Danish Kaneria, pasted by Lara across Kingston, Bridgetown and Lahore, said before this Test he intended to go back to the drawing board to combat the man. Three balls to him, the last of which was deposited over long-on for six and Kaneria needed to go back again. Thereafter, cruelty after cruelty was heaped upon him though it isn't often that the manner it is meted in is so elegant and dapper. The pace of assault was harsh, never
the conception.

Kaneria didn't bowl poorly; he troubled Daren Ganga; got the ball to do funny things, made it to drift, to land on the spot. But to Lara, it became a football, tossed up by a child. One over, he twice jumped out and drove over extra cover for four, before sweeping fine for another. Kaneria got Ganga next over, Lara upped the ante the one after.

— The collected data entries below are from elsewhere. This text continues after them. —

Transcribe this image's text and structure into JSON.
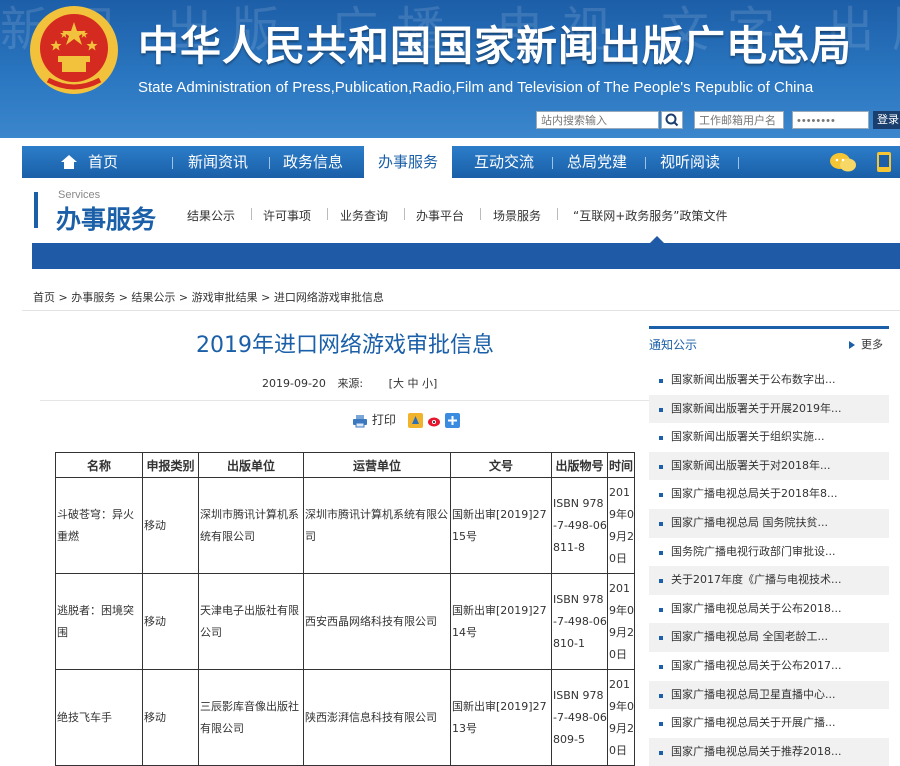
{
  "header": {
    "title": "中华人民共和国国家新闻出版广电总局",
    "subtitle": "State Administration of Press,Publication,Radio,Film and Television of The People's Republic of China",
    "background_text": "新闻 出版 广播 电视 文字 出版",
    "search_placeholder": "站内搜索输入",
    "email_placeholder": "工作邮箱用户名",
    "password_placeholder": "••••••••",
    "login_label": "登录"
  },
  "nav": {
    "items": [
      "首页",
      "新闻资讯",
      "政务信息",
      "办事服务",
      "互动交流",
      "总局党建",
      "视听阅读"
    ],
    "active": "办事服务"
  },
  "services": {
    "english": "Services",
    "title": "办事服务",
    "items": [
      "结果公示",
      "许可事项",
      "业务查询",
      "办事平台",
      "场景服务",
      "“互联网+政务服务”政策文件"
    ]
  },
  "breadcrumb": "首页 > 办事服务 > 结果公示 > 游戏审批结果 > 进口网络游戏审批信息",
  "article": {
    "title": "2019年进口网络游戏审批信息",
    "date": "2019-09-20",
    "source_label": "来源:",
    "font_size_controls": "[大 中 小]",
    "print_label": "打印"
  },
  "table": {
    "headers": [
      "名称",
      "申报类别",
      "出版单位",
      "运营单位",
      "文号",
      "出版物号",
      "时间"
    ],
    "rows": [
      {
        "name": "斗破苍穹：异火重燃",
        "category": "移动",
        "publisher": "深圳市腾讯计算机系统有限公司",
        "operator": "深圳市腾讯计算机系统有限公司",
        "doc_no": "国新出审[2019]2715号",
        "isbn": "ISBN 978-7-498-06811-8",
        "time": "2019年09月20日"
      },
      {
        "name": "逃脱者：困境突围",
        "category": "移动",
        "publisher": "天津电子出版社有限公司",
        "operator": "西安西晶网络科技有限公司",
        "doc_no": "国新出审[2019]2714号",
        "isbn": "ISBN 978-7-498-06810-1",
        "time": "2019年09月20日"
      },
      {
        "name": "绝技飞车手",
        "category": "移动",
        "publisher": "三辰影库音像出版社有限公司",
        "operator": "陕西澎湃信息科技有限公司",
        "doc_no": "国新出审[2019]2713号",
        "isbn": "ISBN 978-7-498-06809-5",
        "time": "2019年09月20日"
      }
    ]
  },
  "notice": {
    "heading": "通知公示",
    "more_label": "更多",
    "items": [
      "国家新闻出版署关于公布数字出...",
      "国家新闻出版署关于开展2019年...",
      "国家新闻出版署关于组织实施...",
      "国家新闻出版署关于对2018年...",
      "国家广播电视总局关于2018年8...",
      "国家广播电视总局 国务院扶贫...",
      "国务院广播电视行政部门审批设...",
      "关于2017年度《广播与电视技术...",
      "国家广播电视总局关于公布2018...",
      "国家广播电视总局 全国老龄工...",
      "国家广播电视总局关于公布2017...",
      "国家广播电视总局卫星直播中心...",
      "国家广播电视总局关于开展广播...",
      "国家广播电视总局关于推荐2018..."
    ]
  },
  "colors": {
    "brand_blue": "#1a5fa8",
    "emblem_red": "#d42a1f",
    "emblem_gold": "#f2c23c"
  }
}
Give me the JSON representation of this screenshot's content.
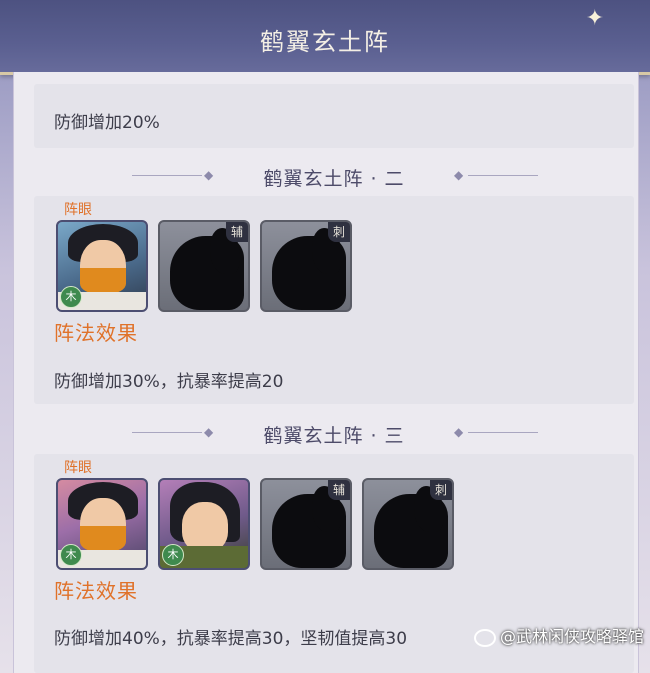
{
  "header": {
    "title": "鹤翼玄土阵",
    "sparkle_icon": "bird-sparkle-icon"
  },
  "tier1": {
    "effect_text": "防御增加20%"
  },
  "tier2": {
    "title": "鹤翼玄土阵 · 二",
    "eye_label": "阵眼",
    "slots": [
      {
        "type": "hero",
        "element": "木"
      },
      {
        "type": "empty",
        "role": "辅"
      },
      {
        "type": "empty",
        "role": "刺"
      }
    ],
    "effect_label": "阵法效果",
    "effect_text": "防御增加30%，抗暴率提高20"
  },
  "tier3": {
    "title": "鹤翼玄土阵 · 三",
    "eye_label": "阵眼",
    "slots": [
      {
        "type": "hero",
        "element": "木"
      },
      {
        "type": "hero",
        "element": "木"
      },
      {
        "type": "empty",
        "role": "辅"
      },
      {
        "type": "empty",
        "role": "刺"
      }
    ],
    "effect_label": "阵法效果",
    "effect_text": "防御增加40%，抗暴率提高30，坚韧值提高30"
  },
  "watermark": {
    "text": "@武林闲侠攻略驿馆"
  },
  "colors": {
    "accent": "#e0722a",
    "header_bg": "#4d5281",
    "card_bg": "#e4e3ea"
  }
}
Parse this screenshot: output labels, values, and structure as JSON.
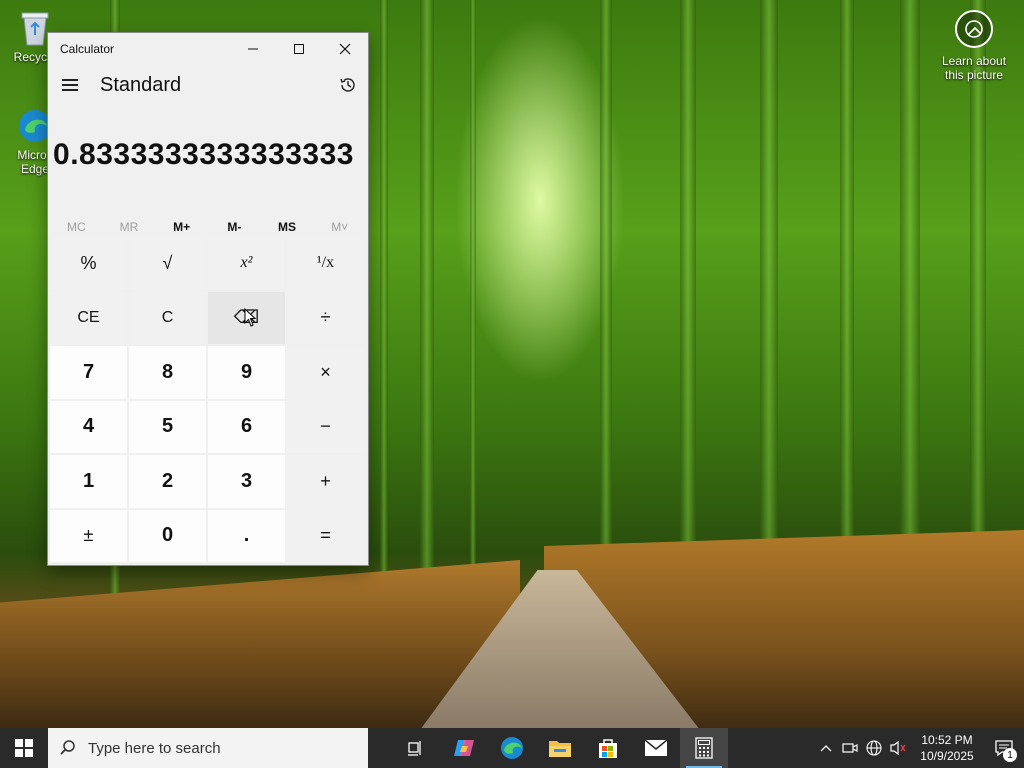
{
  "desktop": {
    "icons": [
      {
        "label": "Recycle",
        "icon": "recycle-bin-icon"
      },
      {
        "label": "Micros Edge",
        "icon": "edge-icon"
      }
    ],
    "learn_label": "Learn about this picture"
  },
  "calculator": {
    "window_title": "Calculator",
    "mode": "Standard",
    "display_value": "0.8333333333333333",
    "memory_buttons": [
      "MC",
      "MR",
      "M+",
      "M-",
      "MS",
      "M˅"
    ],
    "keys": [
      "%",
      "√",
      "x²",
      "¹/x",
      "CE",
      "C",
      "⌫",
      "÷",
      "7",
      "8",
      "9",
      "×",
      "4",
      "5",
      "6",
      "−",
      "1",
      "2",
      "3",
      "+",
      "±",
      "0",
      ".",
      "="
    ]
  },
  "taskbar": {
    "search_placeholder": "Type here to search",
    "clock_time": "10:52 PM",
    "clock_date": "10/9/2025",
    "notification_count": "1"
  },
  "colors": {
    "accent": "#76b9ed",
    "taskbar": "#2a2a2a",
    "calc_bg": "#f0f0f0"
  }
}
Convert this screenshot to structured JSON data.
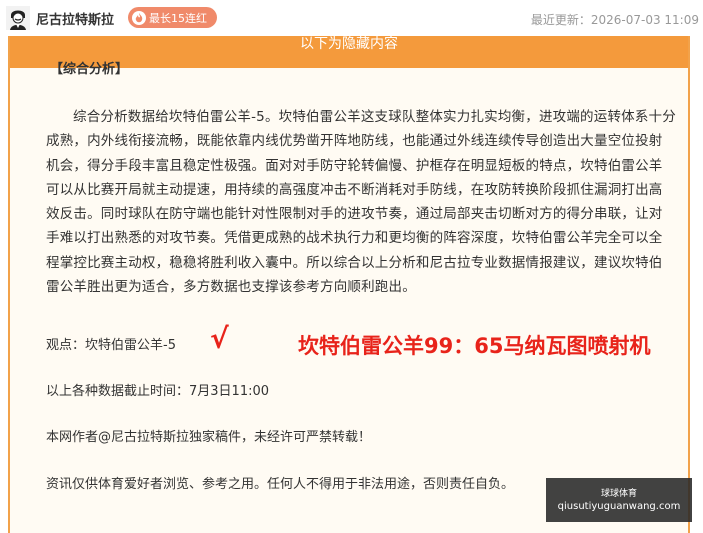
{
  "header": {
    "author": "尼古拉特斯拉",
    "badge": "最长15连红",
    "updated": "最近更新：2026-07-03 11:09"
  },
  "banner": {
    "text": "以下为隐藏内容"
  },
  "article": {
    "section_title": "【综合分析】",
    "body": "综合分析数据给坎特伯雷公羊-5。坎特伯雷公羊这支球队整体实力扎实均衡，进攻端的运转体系十分成熟，内外线衔接流畅，既能依靠内线优势凿开阵地防线，也能通过外线连续传导创造出大量空位投射机会，得分手段丰富且稳定性极强。面对对手防守轮转偏慢、护框存在明显短板的特点，坎特伯雷公羊可以从比赛开局就主动提速，用持续的高强度冲击不断消耗对手防线，在攻防转换阶段抓住漏洞打出高效反击。同时球队在防守端也能针对性限制对手的进攻节奏，通过局部夹击切断对方的得分串联，让对手难以打出熟悉的对攻节奏。凭借更成熟的战术执行力和更均衡的阵容深度，坎特伯雷公羊完全可以全程掌控比赛主动权，稳稳将胜利收入囊中。所以综合以上分析和尼古拉专业数据情报建议，建议坎特伯雷公羊胜出更为适合，多方数据也支撑该参考方向顺利跑出。",
    "viewpoint": "观点：坎特伯雷公羊-5",
    "check": "√",
    "promo": "坎特伯雷公羊99：65马纳瓦图喷射机",
    "deadline": "以上各种数据截止时间：7月3日11:00",
    "copyright": "本网作者@尼古拉特斯拉独家稿件，未经许可严禁转载！",
    "disclaimer": "资讯仅供体育爱好者浏览、参考之用。任何人不得用于非法用途，否则责任自负。"
  },
  "watermark": {
    "top": "球球体育",
    "bottom": "qiusutiyuguanwang.com"
  },
  "colors": {
    "accent": "#f49a3c",
    "badge": "#f08a6a",
    "highlight": "#e8231a"
  }
}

The people behind the long-on fence tried to catch another ball, after which Lara stood up and cut through covers.

The apogee came the next time they met, however, a union that had already ceded four boundaries and two sixes to the West Indian. The turf then became a dance floor, Lara its Travolta. Over six balls, he jigged up the pitch, went back once and then danced down thrice more for four, six, six, six and four, all between the straight and square leg. More than the twenty-six runs, the footwork should be recorded. Sixty Lara runs from 29
Kaneria deliveries in that period was murder, nothing short.

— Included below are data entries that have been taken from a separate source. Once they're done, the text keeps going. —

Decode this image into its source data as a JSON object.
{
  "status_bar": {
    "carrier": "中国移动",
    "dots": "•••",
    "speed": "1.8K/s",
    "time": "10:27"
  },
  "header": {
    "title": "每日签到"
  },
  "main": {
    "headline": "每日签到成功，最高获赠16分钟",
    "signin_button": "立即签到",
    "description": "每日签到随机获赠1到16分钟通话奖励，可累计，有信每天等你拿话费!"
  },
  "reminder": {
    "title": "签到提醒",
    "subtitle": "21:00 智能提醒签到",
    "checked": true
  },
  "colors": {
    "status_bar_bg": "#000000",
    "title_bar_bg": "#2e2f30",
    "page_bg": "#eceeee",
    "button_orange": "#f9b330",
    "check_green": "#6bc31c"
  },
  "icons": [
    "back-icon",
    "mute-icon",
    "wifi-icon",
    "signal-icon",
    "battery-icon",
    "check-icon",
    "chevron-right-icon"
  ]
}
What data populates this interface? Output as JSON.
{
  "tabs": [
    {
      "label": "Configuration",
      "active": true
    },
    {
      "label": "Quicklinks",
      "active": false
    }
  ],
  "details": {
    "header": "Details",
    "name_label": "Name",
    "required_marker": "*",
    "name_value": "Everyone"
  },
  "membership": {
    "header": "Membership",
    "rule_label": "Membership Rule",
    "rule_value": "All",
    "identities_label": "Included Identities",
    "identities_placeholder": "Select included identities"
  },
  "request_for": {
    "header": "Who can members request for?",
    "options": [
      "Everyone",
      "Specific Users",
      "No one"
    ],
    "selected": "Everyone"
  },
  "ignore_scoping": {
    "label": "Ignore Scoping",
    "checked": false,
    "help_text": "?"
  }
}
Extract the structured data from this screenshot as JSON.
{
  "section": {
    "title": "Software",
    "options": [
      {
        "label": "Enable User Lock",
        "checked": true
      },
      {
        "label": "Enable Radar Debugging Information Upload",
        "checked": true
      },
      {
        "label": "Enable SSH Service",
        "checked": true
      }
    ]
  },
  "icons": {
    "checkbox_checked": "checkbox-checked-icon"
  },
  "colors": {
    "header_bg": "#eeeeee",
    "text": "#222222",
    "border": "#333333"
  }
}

Kaneria couldn't even claim special attention. Around the wicket, Abdul Razzaq gave Lara a platform from which his off-side game was shown off. Around point, the grass was burnt by drives, cuts, whippy flicks and glides. Having hit two boundaries from Razzaq's first over of the day, Lara hit three more in his sixth, the first bringing up a 48-ball fifty.
For Pakistan's first-change, a short, useless spell thus ended. As a fourth hundred in four Tests against Pakistan approached, he slowed down, though that is relative. Having been 92 off 63 balls, he eventually got the landmark off 77, the fifth man to score a century before lunch. Shivnarine Chanderpaul's 100th Test stood, typically, overshadowed.

After lunch, the two games finally melted into one, for not even Lara could continue like this. His ravenous appetite for runs and his side's need for a lead happily converged. Mohammad Hafeez annoyed him as a fly might an elephant and eventually even that was nullified. The shots came, not as often, but regular enough to sustain a run-rate of fractionally under four through the day; no batsmen could manage three on the first two
days. Even Kaneria was later spared, the tiniest victory found in two maidens to Lara late in the day.

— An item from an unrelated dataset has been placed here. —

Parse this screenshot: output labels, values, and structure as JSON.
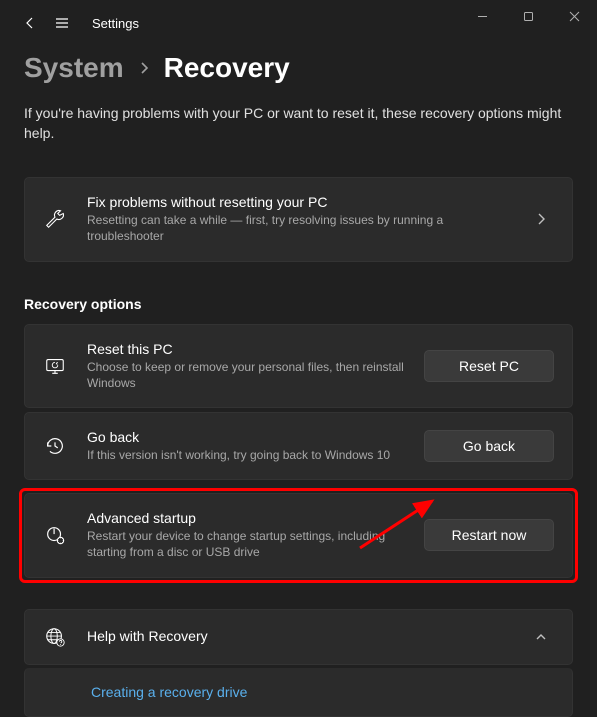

Few wrongs in cricket have been righted as emphatically as Lara's record in Pakistan during this series. Before the first Test at Lahore, he hadn't passed 44 in four matches, an almighty aberration erased through two hundreds and a fifty. If there exist few reasons, as the legend goes, to remain in Multan, on November 21, 2006, the dust, heat, beggars and graves for which the city is famous, were all forgotten amidst one man's singular
charge to make it, briefly, the most enchanting venue in the world.

Comments

Posted by: Marc Wythe on 11/22/2006

Put simply the greatest cricketer of the modern era bar none!

Posted by: noman on 11/22/2006

I can't understand this discrimination, when Mohd Yousaf made his century in last test, you said he is a player of dead wickets even beside the fact that he was among those two three on that pitch who survived for too long. but now when Lara made century on more flat pitch then the previous, and a pitch on which every one like to score, you made him king??
why

Posted by: Farhan on 11/24/2006

If at all you had seen Lara bat over the years you will not ask this stupid question.

He is King and he will remain so.

Posted by: Stennet on 11/25/2006

I would like to suggest something, the only reason why all these batsmen average so much more than lara is because of the number of not outs in their record. And all things being equal, runs being divided by the amount of innings you play lara is the batsman with the highest average in modern day cricket.To me if lara as they say was as consistent as a tandulkar he would be perfet.